Awaiting-trial prisoner George Mwanza has accused the authorities of violating his human rights and those of other HIV-positive inmates by failing to provide them with adequate care.
"I have been prevented from accessing the anti-retroviral drugs and therapy from the clinic," Mwanza -- who is awaiting trial for statutory rape -- told a courtroom packed with HIV/AIDS activists clad in white T-shirts.
Priti Patel of the non-governmental Southern Africa Litigation Centre said the case was "the first of its kind" and could have massive repercussions given the high levels of HIV in Zambia's jails.
More than one in 10 Zambians is HIV-positive.
Mwanza and his co-plaintiff claim that because of prison staff shortages the government is unable to provide enough wardens to escort them to the clinics and that HIV-positive prisoners received a standard diet of bean and nshima, a thick corn meal porridge that is a staple in Zambia.

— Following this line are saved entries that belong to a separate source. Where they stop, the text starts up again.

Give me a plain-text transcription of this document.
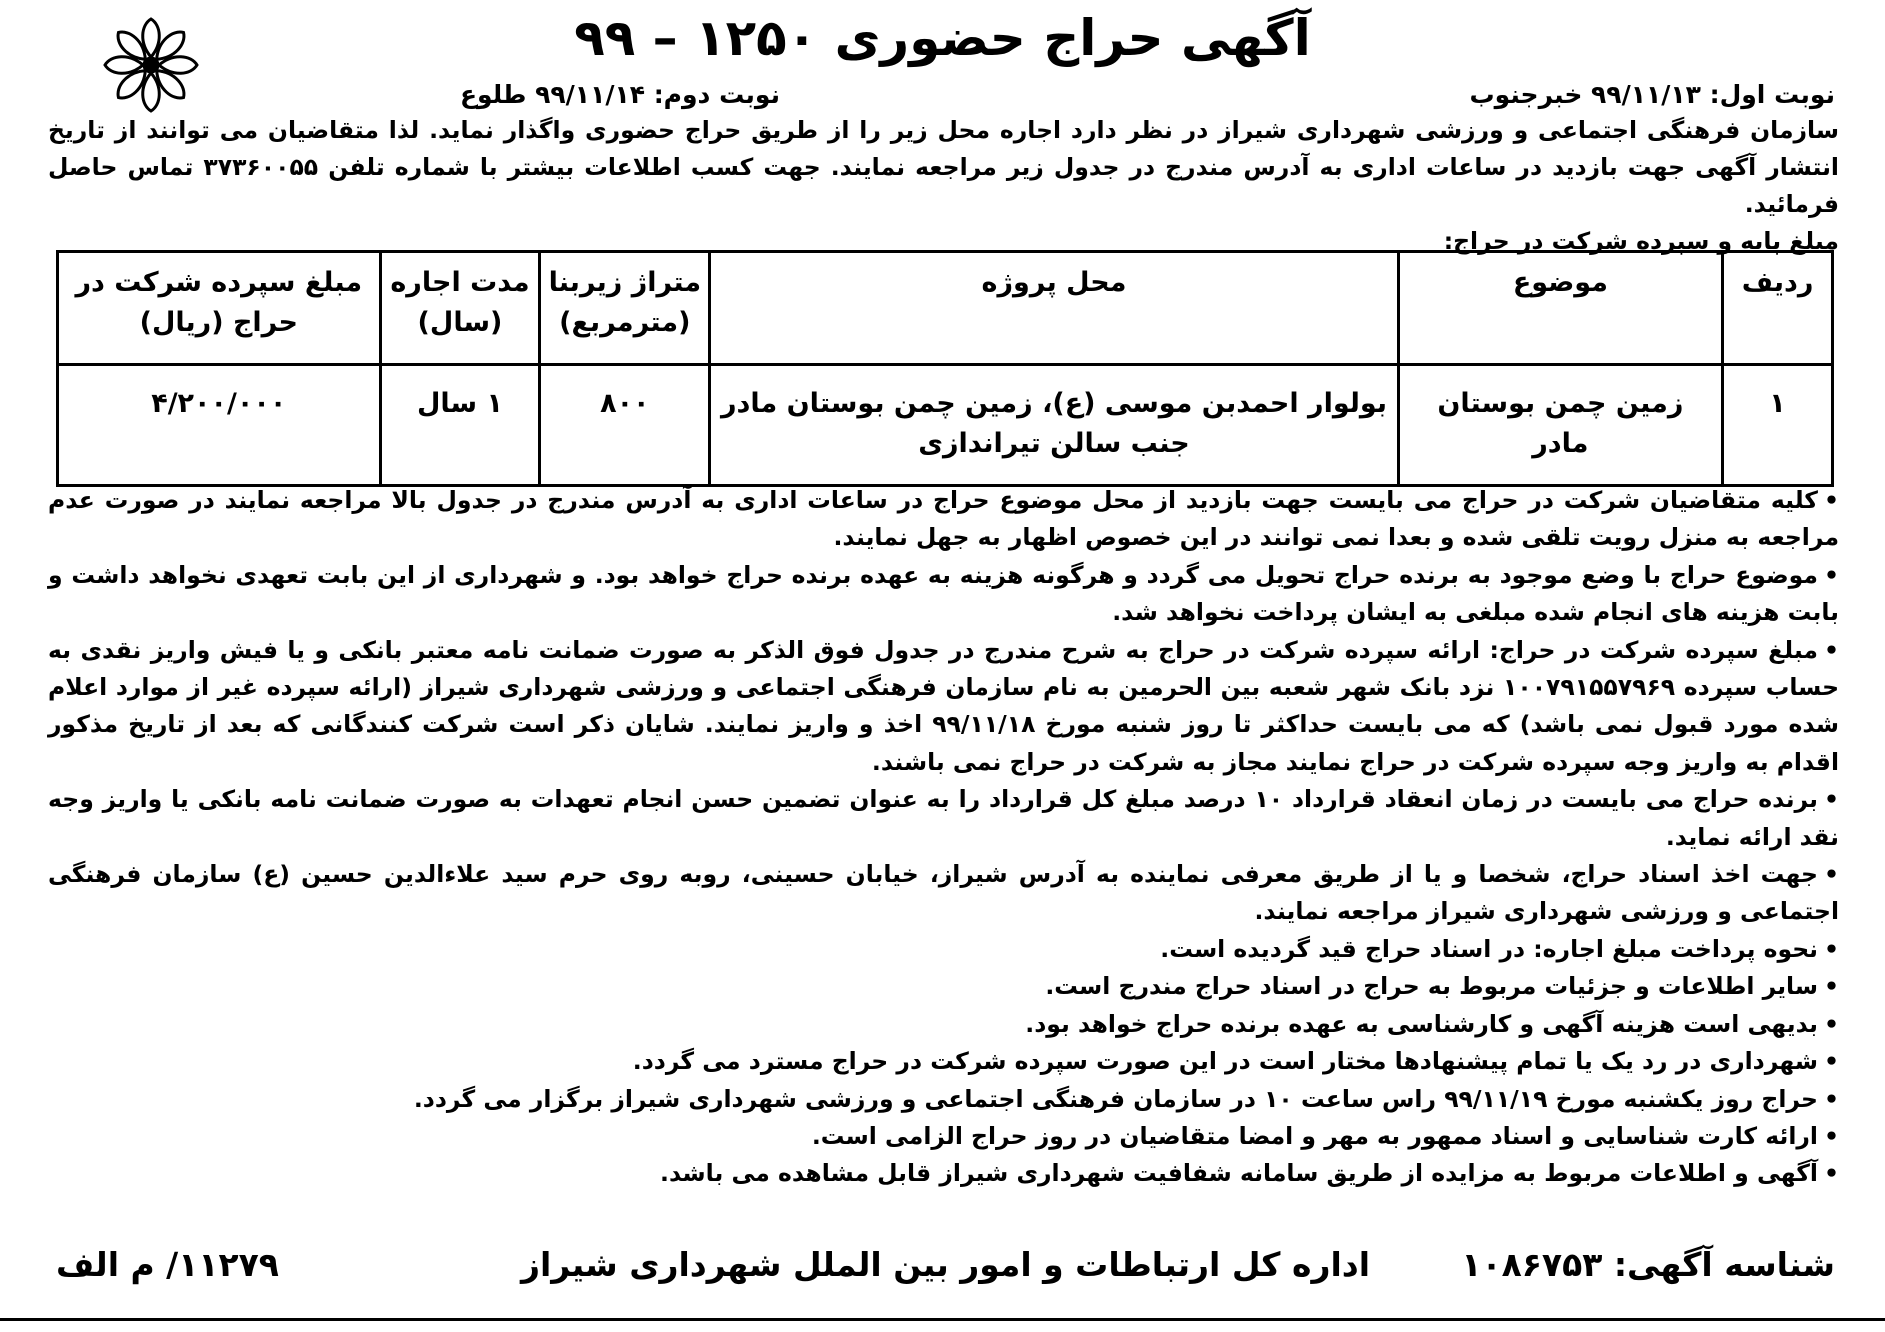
آگهی حراج حضوری ۱۲۵۰ – ۹۹
نوبت اول: ۹۹/۱۱/۱۳ خبرجنوب
نوبت دوم: ۹۹/۱۱/۱۴ طلوع

سازمان فرهنگی اجتماعی و ورزشی شهرداری شیراز در نظر دارد اجاره محل زیر را از طریق حراج حضوری واگذار نماید. لذا متقاضیان می توانند از تاریخ انتشار آگهی جهت بازدید در ساعات اداری به آدرس مندرج در جدول زیر مراجعه نمایند. جهت کسب اطلاعات بیشتر با شماره تلفن ۳۷۳۶۰۰۵۵ تماس حاصل فرمائید.

مبلغ پایه و سپرده شرکت در حراج:

ردیف	موضوع	محل پروژه	متراژ زیربنا (مترمربع)	مدت اجاره (سال)	مبلغ سپرده شرکت در حراج (ریال)
۱	زمین چمن بوستان مادر	بولوار احمدبن موسی (ع)، زمین چمن بوستان مادر جنب سالن تیراندازی	۸۰۰	۱ سال	۴/۲۰۰/۰۰۰
• کلیه متقاضیان شرکت در حراج می بایست جهت بازدید از محل موضوع حراج در ساعات اداری به آدرس مندرج در جدول بالا مراجعه نمایند در صورت عدم مراجعه به منزل رویت تلقی شده و بعدا نمی توانند در این خصوص اظهار به جهل نمایند.
• موضوع حراج با وضع موجود به برنده حراج تحویل می گردد و هرگونه هزینه به عهده برنده حراج خواهد بود. و شهرداری از این بابت تعهدی نخواهد داشت و بابت هزینه های انجام شده مبلغی به ایشان پرداخت نخواهد شد.
• مبلغ سپرده شرکت در حراج: ارائه سپرده شرکت در حراج به شرح مندرج در جدول فوق الذکر به صورت ضمانت نامه معتبر بانکی و یا فیش واریز نقدی به حساب سپرده ۱۰۰۷۹۱۵۵۷۹۶۹ نزد بانک شهر شعبه بین الحرمین به نام سازمان فرهنگی اجتماعی و ورزشی شهرداری شیراز (ارائه سپرده غیر از موارد اعلام شده مورد قبول نمی باشد) که می بایست حداکثر تا روز شنبه مورخ ۹۹/۱۱/۱۸ اخذ و واریز نمایند. شایان ذکر است شرکت کنندگانی که بعد از تاریخ مذکور اقدام به واریز وجه سپرده شرکت در حراج نمایند مجاز به شرکت در حراج نمی باشند.
• برنده حراج می بایست در زمان انعقاد قرارداد ۱۰ درصد مبلغ کل قرارداد را به عنوان تضمین حسن انجام تعهدات به صورت ضمانت نامه بانکی یا واریز وجه نقد ارائه نماید.
• جهت اخذ اسناد حراج، شخصا و یا از طریق معرفی نماینده به آدرس شیراز، خیابان حسینی، روبه روی حرم سید علاءالدین حسین (ع) سازمان فرهنگی اجتماعی و ورزشی شهرداری شیراز مراجعه نمایند.
• نحوه پرداخت مبلغ اجاره: در اسناد حراج قید گردیده است.
• سایر اطلاعات و جزئیات مربوط به حراج در اسناد حراج مندرج است.
• بدیهی است هزینه آگهی و کارشناسی به عهده برنده حراج خواهد بود.
• شهرداری در رد یک یا تمام پیشنهادها مختار است در این صورت سپرده شرکت در حراج مسترد می گردد.
• حراج روز یکشنبه مورخ ۹۹/۱۱/۱۹ راس ساعت ۱۰ در سازمان فرهنگی اجتماعی و ورزشی شهرداری شیراز برگزار می گردد.
• ارائه کارت شناسایی و اسناد ممهور به مهر و امضا متقاضیان در روز حراج الزامی است.
• آگهی و اطلاعات مربوط به مزایده از طریق سامانه شفافیت شهرداری شیراز قابل مشاهده می باشد.
شناسه آگهی: ۱۰۸۶۷۵۳
اداره کل ارتباطات و امور بین الملل شهرداری شیراز
۱۱۲۷۹/ م الف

HIV sufferers are advised to eat a varied diet of eggs, vegetables, meat, fruits and vegetables.
"The last time I had an egg was in June," Mwanza said.
Mwanza also argued that overcrowding only worsens their condition, exposing them to opportunistic infections.
He has suffered continuous diarrhoea and has contracted tuberculosis twice while being held with 91 other inmates in a cell meant for 20, he told the court.
The capacity of Lusaka Central Prison, where Mwanza is incarcerated, is 200 but it houses more than 1,600 inmates.
At the end of Monday's hearing the judge adjourned proceedings until March 11.